Decisions show Bush still counting votes

? If you need a favor from this administration, you’d better be from a big state that figures importantly in the president’s calculus for re-election.

That, at least, is the lesson that many politicians and political observers are taking from a pair of controversial decisions President Bush has announced in the past few weeks.

When it came to approving a nuclear waste dump for the nation at Yucca Mountain, Nevada, Bush was willing to forget the promises he and Vice President Cheney had made in the last campaign. Nevadans thought they had a commitment that the Republicans would not ship the radioactive junk to the ranch country outside Las Vegas unless all the scientific and safety issues had been resolved. But late last month, Bush signed off on an Energy Department recommendation that Yucca Mountain be the repository.

Nevada had four electoral votes in 2000, and went very narrowly to Bush  in part because of the now-forgotten promise. Politicians in both parties say that if the decision sticks, he will have a harder time in 2004. But even with its rapid population growth, Nevada will have only five electoral votes next time around.

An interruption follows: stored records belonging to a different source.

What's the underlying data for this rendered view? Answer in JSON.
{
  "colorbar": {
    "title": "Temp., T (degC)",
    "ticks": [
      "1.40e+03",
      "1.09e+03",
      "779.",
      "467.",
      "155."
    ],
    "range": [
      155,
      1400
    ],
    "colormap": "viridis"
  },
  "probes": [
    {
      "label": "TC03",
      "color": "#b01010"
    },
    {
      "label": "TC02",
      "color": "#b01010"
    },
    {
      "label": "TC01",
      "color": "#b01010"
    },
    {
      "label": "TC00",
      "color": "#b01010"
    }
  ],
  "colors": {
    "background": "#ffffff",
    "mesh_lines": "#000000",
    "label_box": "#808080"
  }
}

Big states do better. The question confronting the White House last week was whether to slap a tariff on imported steel, and Bush managed to rise above principle to please industry and workers in two much more important states, Ohio and Pennsylvania. His deviation from his avowed free-trade beliefs was described in a Wall Street Journal news story  not an editorial  as “the most dramatically protectionist step of any president in decades.” Bill Clinton, supposedly a more calculating politician, had twice refused union pressure to grant the same kind of tariff relief.

Bush’s decision was greeted with cheers in West Virginia, a normally Democratic state with five electoral votes that he carried last time. But it was not West Virginia’s Democratic governor or its two Democratic senators who swayed the president. The real lobbying heat came from Ohio and Pennsylvania, both with Republican governors and solidly Republican Senate delegations.

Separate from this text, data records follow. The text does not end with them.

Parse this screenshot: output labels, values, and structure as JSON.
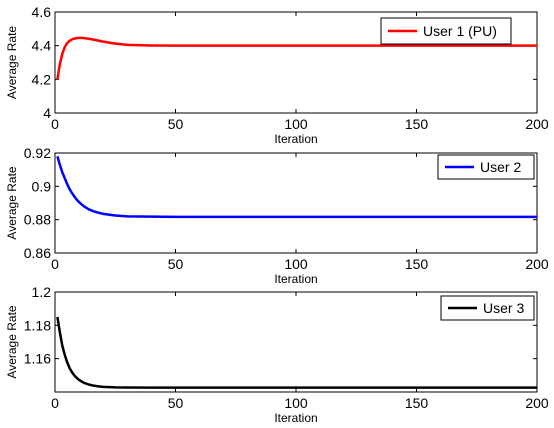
{
  "chart_data": [
    {
      "type": "line",
      "xlabel": "Iteration",
      "ylabel": "Average Rate",
      "xlim": [
        0,
        200
      ],
      "ylim": [
        4,
        4.6
      ],
      "x_ticks": [
        0,
        50,
        100,
        150,
        200
      ],
      "y_ticks": [
        4,
        4.2,
        4.4,
        4.6
      ],
      "y_tick_labels": [
        "4",
        "4.2",
        "4.4",
        "4.6"
      ],
      "grid": false,
      "legend_position": "top-right",
      "series": [
        {
          "name": "User 1 (PU)",
          "color": "#ff0000",
          "x": [
            1,
            2,
            3,
            4,
            5,
            6,
            7,
            8,
            9,
            10,
            11,
            12,
            14,
            16,
            18,
            20,
            25,
            30,
            40,
            50,
            75,
            100,
            125,
            150,
            175,
            200
          ],
          "y": [
            4.2,
            4.29,
            4.35,
            4.39,
            4.415,
            4.428,
            4.437,
            4.442,
            4.445,
            4.446,
            4.446,
            4.445,
            4.441,
            4.436,
            4.43,
            4.424,
            4.412,
            4.405,
            4.401,
            4.4,
            4.4,
            4.4,
            4.4,
            4.4,
            4.4,
            4.4
          ]
        }
      ]
    },
    {
      "type": "line",
      "xlabel": "Iteration",
      "ylabel": "Average Rate",
      "xlim": [
        0,
        200
      ],
      "ylim": [
        0.86,
        0.92
      ],
      "x_ticks": [
        0,
        50,
        100,
        150,
        200
      ],
      "y_ticks": [
        0.86,
        0.88,
        0.9,
        0.92
      ],
      "y_tick_labels": [
        "0.86",
        "0.88",
        "0.9",
        "0.92"
      ],
      "grid": false,
      "legend_position": "top-right",
      "series": [
        {
          "name": "User 2",
          "color": "#0000ff",
          "x": [
            1,
            2,
            3,
            4,
            5,
            6,
            7,
            8,
            9,
            10,
            12,
            14,
            16,
            18,
            20,
            25,
            30,
            40,
            50,
            75,
            100,
            125,
            150,
            175,
            200
          ],
          "y": [
            0.918,
            0.913,
            0.9085,
            0.905,
            0.9015,
            0.8985,
            0.896,
            0.894,
            0.892,
            0.8905,
            0.888,
            0.8862,
            0.885,
            0.8842,
            0.8835,
            0.8825,
            0.882,
            0.8818,
            0.8817,
            0.8817,
            0.8817,
            0.8817,
            0.8817,
            0.8817,
            0.8817
          ]
        }
      ]
    },
    {
      "type": "line",
      "xlabel": "Iteration",
      "ylabel": "Average Rate",
      "xlim": [
        0,
        200
      ],
      "ylim": [
        1.14,
        1.2
      ],
      "x_ticks": [
        0,
        50,
        100,
        150,
        200
      ],
      "y_ticks": [
        1.16,
        1.18,
        1.2
      ],
      "y_tick_labels": [
        "1.16",
        "1.18",
        "1.2"
      ],
      "grid": false,
      "legend_position": "top-right",
      "series": [
        {
          "name": "User 3",
          "color": "#000000",
          "x": [
            1,
            2,
            3,
            4,
            5,
            6,
            7,
            8,
            9,
            10,
            12,
            14,
            16,
            18,
            20,
            25,
            30,
            40,
            50,
            75,
            100,
            125,
            150,
            175,
            200
          ],
          "y": [
            1.185,
            1.176,
            1.168,
            1.1625,
            1.158,
            1.1545,
            1.152,
            1.15,
            1.1485,
            1.1472,
            1.1455,
            1.1445,
            1.1438,
            1.1434,
            1.1431,
            1.1428,
            1.1427,
            1.1426,
            1.1426,
            1.1426,
            1.1426,
            1.1426,
            1.1426,
            1.1426,
            1.1426
          ]
        }
      ]
    }
  ]
}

Last time, Bush carried Ohio with its 21 electoral votes but lost Pennsylvania and its 23. In a close presidential race, a candidate who carries both is almost assured of victory; lose both, and you are likely to be toast.

So when the economic side of the White House argued that tariffs on imported steel as high as 30 percent would invite almost certain retaliation from European and Asian governments and impede the broader international barrier-lowering initiative which Bush has espoused, their views were trumped by political advisers who count electoral votes.

Predictably, our major trading partners are up in arms about the decision. The March 7 Financial Times headline read: “World united to condemn U.S. decision to impose 30 percent tariffs.” Even the ever-loyal British prime minister, Tony Blair, called his Washington buddy’s action “unacceptable, unjustified and wrong.”

There were political costs at home, too. Auto and appliance manufacturers who will have to pay more for the steel they use as a result of the Bush decision are important in states such as Illinois and Michigan. Iowa’s Republican Sen. Chuck Grassley worried aloud that farm exports vital to his state might be the targets of retaliatory action. But Illinois and Michigan and Iowa have been in the Democratic presidential column three elections in a row; their leverage at the White House is less.

There was another option that the White House rejected. One reason the old U.S. steel mills are struggling against their foreign competitors is that many such companies are burdened with pension and health care costs of retirees who worked for them when employment in the industry was much higher than it is today. The companies would have liked help from Uncle Sam in meeting those “legacy” costs, but with the federal budget again in deficit, Washington cannot afford any such obligations. So tariff relief was the consolation prize.

The nicest touch in the Bush policy is its timing. Tariffs on most steel imports will begin at 30 percent, then decline to 24 percent and 18 percent in the second and third years. They phase out entirely three years from now.

Let’s see. Three years from now will be 2005, the year after the next election. If Bush wins, no one should be surprised if the steel industry finds itself jilted by the White House at that point. Just ask Nevada.


 David Broder is a columnist for Washington Post Writers Group.